BY JENN McDOWELL
Roads in Allenstown will be closed for a few hours on the morning of Saturday, Oct. 20, to allow for a large-scale emergency management exercise involving more than 100 responders.
The operation will take place at Allenstown Elementary School and will test the town’s emergency response, backup response from neighboring towns, and communications systems through a simulated terrorist situation.
Allenstown Police Chief Shaun Mulholland, who is in charge of the entire exercise, and Emergency Response Director Karen Hubbard gained clearance from the town’s board of selectmen on Monday, Oct. 1, to close down several streets.
The sections of Granite Street and Cross Street between Highland and Main Street will be closed, as well as Main Street from School Street to Al’s Avenue west, and Sunnyside Street will only be open to residential traffic.
Mulholland said residents in the affected areas have received notification of the road closure, and the state Department of Transportation will put up digital road signs in the week prior to the exercise to remind Allenstown residents.
The exercise is scheduled tentatively to begin at 9 a.m. and run until around noon. Road closures, Hubbard said, will be in effect from around 8:45 a.m. until the exercise concludes.
Emergency personnel from numerous agencies, including fire and police departments in Hooksett, Pembroke, Epsom, Deerfield and Bow; the state Department of Homeland Security and Emergency Management; the Department of Safety’s Explosive Ordinance Disposal Unit and the National Guard will participate.
“In a real incident, we would use all those towns,” Mulholland said.
The specifics of the exercise, said Mulholland, cannot be revealed ahead of time because the police, fire, and emergency agencies involved cannot know what the situation will be prior to performing the exercise.
“They’re going to have to react to what happens,” Mulholland said.
Everything from dispatch communications to first response and back up response will be tested.

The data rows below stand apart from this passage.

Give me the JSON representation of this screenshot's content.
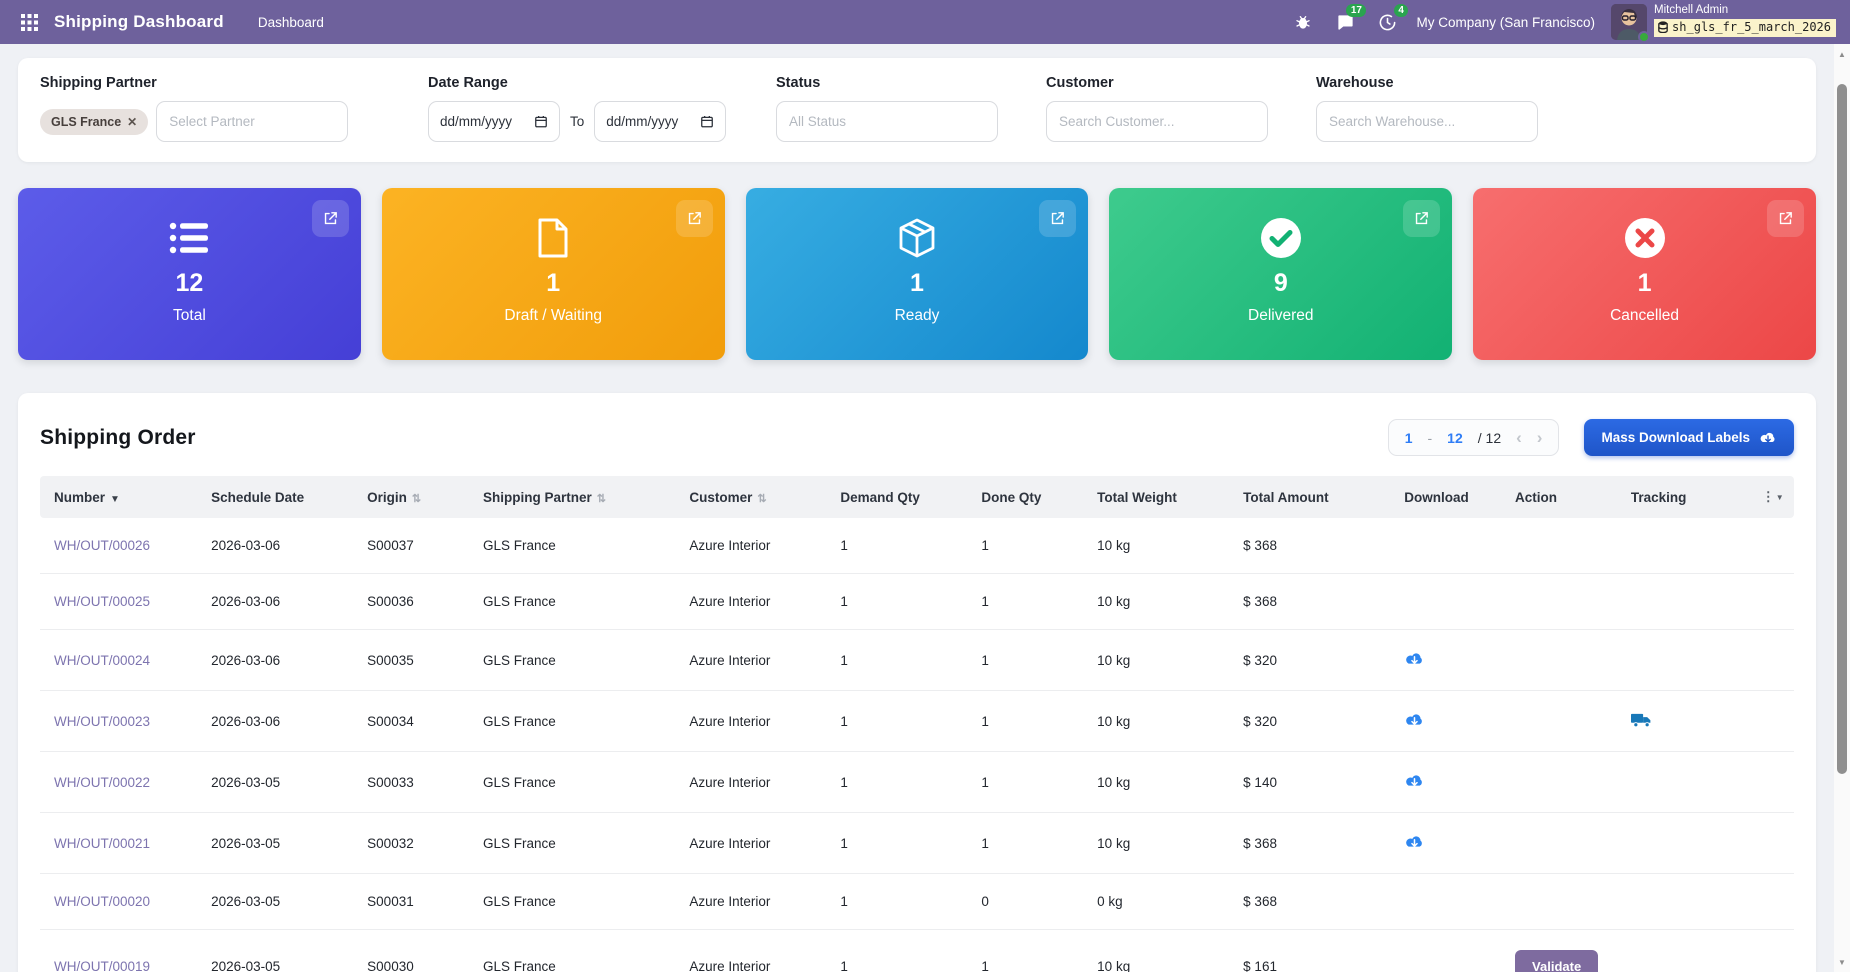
{
  "navbar": {
    "app_title": "Shipping Dashboard",
    "menu_dashboard": "Dashboard",
    "message_count": "17",
    "activity_count": "4",
    "company": "My Company (San Francisco)",
    "user_name": "Mitchell Admin",
    "database": "sh_gls_fr_5_march_2026"
  },
  "filters": {
    "shipping_partner": {
      "label": "Shipping Partner",
      "tag": "GLS France",
      "placeholder": "Select Partner"
    },
    "date_range": {
      "label": "Date Range",
      "from_value": "dd/mm/yyyy",
      "to_label": "To",
      "to_value": "dd/mm/yyyy"
    },
    "status": {
      "label": "Status",
      "placeholder": "All Status"
    },
    "customer": {
      "label": "Customer",
      "placeholder": "Search Customer..."
    },
    "warehouse": {
      "label": "Warehouse",
      "placeholder": "Search Warehouse..."
    }
  },
  "stat_cards": [
    {
      "id": "total",
      "icon": "list-icon",
      "count": "12",
      "label": "Total",
      "color_from": "#5c5ce9",
      "color_to": "#453fd6"
    },
    {
      "id": "draft-waiting",
      "icon": "file-icon",
      "count": "1",
      "label": "Draft / Waiting",
      "color_from": "#fcb323",
      "color_to": "#f19d0b"
    },
    {
      "id": "ready",
      "icon": "package-icon",
      "count": "1",
      "label": "Ready",
      "color_from": "#37ade2",
      "color_to": "#1488cd"
    },
    {
      "id": "delivered",
      "icon": "check-circle-icon",
      "count": "9",
      "label": "Delivered",
      "color_from": "#3ecb8d",
      "color_to": "#12b173"
    },
    {
      "id": "cancelled",
      "icon": "x-circle-icon",
      "count": "1",
      "label": "Cancelled",
      "color_from": "#f76e6e",
      "color_to": "#ec4747"
    }
  ],
  "orders": {
    "title": "Shipping Order",
    "pagination": {
      "start": "1",
      "dash": "-",
      "end": "12",
      "total": "/ 12",
      "prev": "‹",
      "next": "›"
    },
    "mass_download_label": "Mass Download Labels",
    "columns": [
      {
        "key": "number",
        "label": "Number",
        "sort": "desc"
      },
      {
        "key": "schedule_date",
        "label": "Schedule Date",
        "sort": "none"
      },
      {
        "key": "origin",
        "label": "Origin",
        "sort": "both"
      },
      {
        "key": "partner",
        "label": "Shipping Partner",
        "sort": "both"
      },
      {
        "key": "customer",
        "label": "Customer",
        "sort": "both"
      },
      {
        "key": "demand_qty",
        "label": "Demand Qty",
        "sort": "none"
      },
      {
        "key": "done_qty",
        "label": "Done Qty",
        "sort": "none"
      },
      {
        "key": "total_weight",
        "label": "Total Weight",
        "sort": "none"
      },
      {
        "key": "total_amount",
        "label": "Total Amount",
        "sort": "none"
      },
      {
        "key": "download",
        "label": "Download",
        "sort": "none"
      },
      {
        "key": "action",
        "label": "Action",
        "sort": "none"
      },
      {
        "key": "tracking",
        "label": "Tracking",
        "sort": "none"
      },
      {
        "key": "options",
        "label": "",
        "sort": "none"
      }
    ],
    "rows": [
      {
        "number": "WH/OUT/00026",
        "schedule_date": "2026-03-06",
        "origin": "S00037",
        "partner": "GLS France",
        "customer": "Azure Interior",
        "demand_qty": "1",
        "done_qty": "1",
        "total_weight": "10 kg",
        "total_amount": "$ 368",
        "download": false,
        "action": "",
        "tracking": false
      },
      {
        "number": "WH/OUT/00025",
        "schedule_date": "2026-03-06",
        "origin": "S00036",
        "partner": "GLS France",
        "customer": "Azure Interior",
        "demand_qty": "1",
        "done_qty": "1",
        "total_weight": "10 kg",
        "total_amount": "$ 368",
        "download": false,
        "action": "",
        "tracking": false
      },
      {
        "number": "WH/OUT/00024",
        "schedule_date": "2026-03-06",
        "origin": "S00035",
        "partner": "GLS France",
        "customer": "Azure Interior",
        "demand_qty": "1",
        "done_qty": "1",
        "total_weight": "10 kg",
        "total_amount": "$ 320",
        "download": true,
        "action": "",
        "tracking": false
      },
      {
        "number": "WH/OUT/00023",
        "schedule_date": "2026-03-06",
        "origin": "S00034",
        "partner": "GLS France",
        "customer": "Azure Interior",
        "demand_qty": "1",
        "done_qty": "1",
        "total_weight": "10 kg",
        "total_amount": "$ 320",
        "download": true,
        "action": "",
        "tracking": true
      },
      {
        "number": "WH/OUT/00022",
        "schedule_date": "2026-03-05",
        "origin": "S00033",
        "partner": "GLS France",
        "customer": "Azure Interior",
        "demand_qty": "1",
        "done_qty": "1",
        "total_weight": "10 kg",
        "total_amount": "$ 140",
        "download": true,
        "action": "",
        "tracking": false
      },
      {
        "number": "WH/OUT/00021",
        "schedule_date": "2026-03-05",
        "origin": "S00032",
        "partner": "GLS France",
        "customer": "Azure Interior",
        "demand_qty": "1",
        "done_qty": "1",
        "total_weight": "10 kg",
        "total_amount": "$ 368",
        "download": true,
        "action": "",
        "tracking": false
      },
      {
        "number": "WH/OUT/00020",
        "schedule_date": "2026-03-05",
        "origin": "S00031",
        "partner": "GLS France",
        "customer": "Azure Interior",
        "demand_qty": "1",
        "done_qty": "0",
        "total_weight": "0 kg",
        "total_amount": "$ 368",
        "download": false,
        "action": "",
        "tracking": false
      },
      {
        "number": "WH/OUT/00019",
        "schedule_date": "2026-03-05",
        "origin": "S00030",
        "partner": "GLS France",
        "customer": "Azure Interior",
        "demand_qty": "1",
        "done_qty": "1",
        "total_weight": "10 kg",
        "total_amount": "$ 161",
        "download": false,
        "action": "Validate",
        "tracking": false
      }
    ]
  },
  "colors": {
    "navbar_bg": "#6e619c",
    "badge_green": "#2aa44f",
    "db_box": "#fbf3cb",
    "accent_blue": "#2f7df6",
    "link_purple": "#7d74af",
    "validate_purple": "#7e6b9f",
    "download_blue": "#2e86f0",
    "truck_blue": "#1878b8"
  }
}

“We’ll be testing a lot of functions. It will be the first time we’ve ever operated a joint command post,” Mulholland said.
The operation, in planning for the past thirteen months, will serve to evaluate and, if need be, modify the town’s emergency practices.

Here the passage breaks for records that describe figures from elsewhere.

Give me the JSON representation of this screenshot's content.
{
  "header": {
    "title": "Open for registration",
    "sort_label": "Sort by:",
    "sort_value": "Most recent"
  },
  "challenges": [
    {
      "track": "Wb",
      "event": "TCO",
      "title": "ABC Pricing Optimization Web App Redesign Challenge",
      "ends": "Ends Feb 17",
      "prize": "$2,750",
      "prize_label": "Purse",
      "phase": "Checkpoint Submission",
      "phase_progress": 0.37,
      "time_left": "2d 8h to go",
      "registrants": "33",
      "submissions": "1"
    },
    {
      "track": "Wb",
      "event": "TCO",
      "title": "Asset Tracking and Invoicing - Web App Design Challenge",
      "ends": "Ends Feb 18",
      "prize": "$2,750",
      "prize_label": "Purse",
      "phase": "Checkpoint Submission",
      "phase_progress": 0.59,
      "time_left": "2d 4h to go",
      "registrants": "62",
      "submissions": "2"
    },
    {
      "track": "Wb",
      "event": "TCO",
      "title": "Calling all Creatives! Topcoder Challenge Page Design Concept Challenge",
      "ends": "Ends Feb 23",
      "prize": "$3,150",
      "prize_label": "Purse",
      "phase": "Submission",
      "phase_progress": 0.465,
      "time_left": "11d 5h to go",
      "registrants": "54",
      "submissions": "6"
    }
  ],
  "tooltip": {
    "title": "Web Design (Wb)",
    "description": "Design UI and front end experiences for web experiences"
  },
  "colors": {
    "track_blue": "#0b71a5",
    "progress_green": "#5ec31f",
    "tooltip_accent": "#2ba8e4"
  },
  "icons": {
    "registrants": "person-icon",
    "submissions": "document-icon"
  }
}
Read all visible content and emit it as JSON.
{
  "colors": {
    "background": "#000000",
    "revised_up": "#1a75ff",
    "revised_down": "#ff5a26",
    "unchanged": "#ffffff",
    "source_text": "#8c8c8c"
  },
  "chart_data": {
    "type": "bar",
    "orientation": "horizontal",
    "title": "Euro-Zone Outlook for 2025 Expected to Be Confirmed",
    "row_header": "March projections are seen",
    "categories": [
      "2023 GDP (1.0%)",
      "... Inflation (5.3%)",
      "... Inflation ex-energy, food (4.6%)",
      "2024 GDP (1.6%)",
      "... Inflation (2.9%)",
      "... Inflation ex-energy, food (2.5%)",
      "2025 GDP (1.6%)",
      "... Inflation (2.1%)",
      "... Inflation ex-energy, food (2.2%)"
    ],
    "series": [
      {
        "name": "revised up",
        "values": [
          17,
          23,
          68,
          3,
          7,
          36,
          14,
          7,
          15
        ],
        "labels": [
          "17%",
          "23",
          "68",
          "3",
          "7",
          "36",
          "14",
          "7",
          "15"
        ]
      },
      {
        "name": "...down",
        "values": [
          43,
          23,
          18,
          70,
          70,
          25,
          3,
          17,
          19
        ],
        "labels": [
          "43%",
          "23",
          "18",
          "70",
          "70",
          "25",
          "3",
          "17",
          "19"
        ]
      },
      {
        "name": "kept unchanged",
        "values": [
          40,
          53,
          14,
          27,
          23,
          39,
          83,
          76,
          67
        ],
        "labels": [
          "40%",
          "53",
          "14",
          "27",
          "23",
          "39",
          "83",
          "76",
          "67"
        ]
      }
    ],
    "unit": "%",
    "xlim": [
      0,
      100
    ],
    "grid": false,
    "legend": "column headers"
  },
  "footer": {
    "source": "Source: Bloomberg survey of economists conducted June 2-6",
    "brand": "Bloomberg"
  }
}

Actors, mostly volunteer Boy Scouts, are also involved, playing the parts of victims and press, among other roles.
Selectman Tom Gilligan expressed concern that an actual emergency may arise during the operation, and asked if participants have a way out of role playing mode.
Mulholland told him that the phrase “code red” would be used to signify an actual emergency, adding that he reserves the right to call off the exercise should something happen to one or more of the players.
Weather on Oct. 20 will not be a factor on whether or not the operation takes place.
“Rain or shine, it goes,” Mulholland said.
During the exercise, the Merrimack County Sheriff’s Office will cover Allenstown, as all of the town’s own officers will be participants.